The pope will meet with President Hosni Mubarak on his arrival at Cairo International Airport, then pay courtesy calls on Egypt’s two most important religious leaders _ Shenouda III, the Coptic pope of Alexandria and patriarch of the See of St. Mark, and Mohamed Sayed Tantawi, the grand sheik of Al Azhar and leader of Sunni Muslims.

On Friday, John Paul will celebrate a Roman Catholic Mass in the Cathedral of Our Lady for Egypt’s small Coptic Catholic minority and later meet with Christian leaders in the chapel of the Major Inter-Ritual Seminary of St. Leo the Great.

On Saturday he will fly to Sinai to visit the Monastery of St. Catherine of Sinai at the foot of Mount Sinai and lead a prayer service in the Garden of Olives.

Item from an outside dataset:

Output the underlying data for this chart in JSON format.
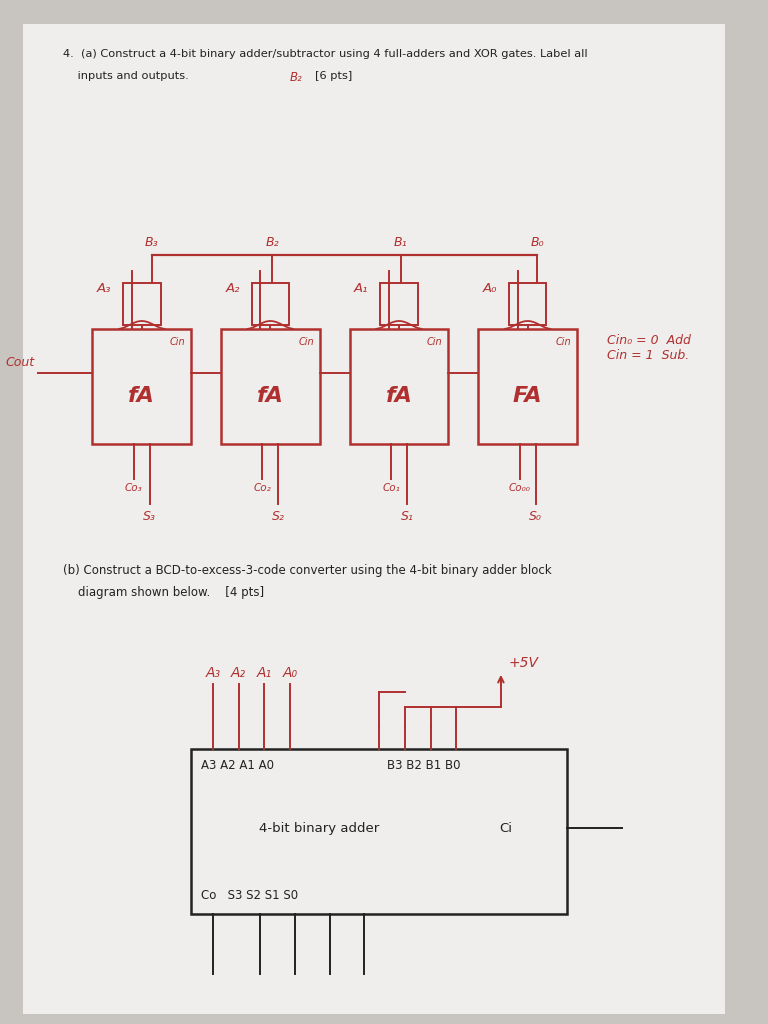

His stay will last only two hours and 50 minutes, but it will be the high point of the trip.

The Old Testament Book of Exodus says it was on Mount Sinai that Moses received the revelation of God’s name and where God later sealed the covenant with his people by giving Moses the Ten Commandments.


The pope’s trip next month will take him to Jordan and to Israel and Palestinian-controlled territories where he will trace the life, death and resurrection of Jesus.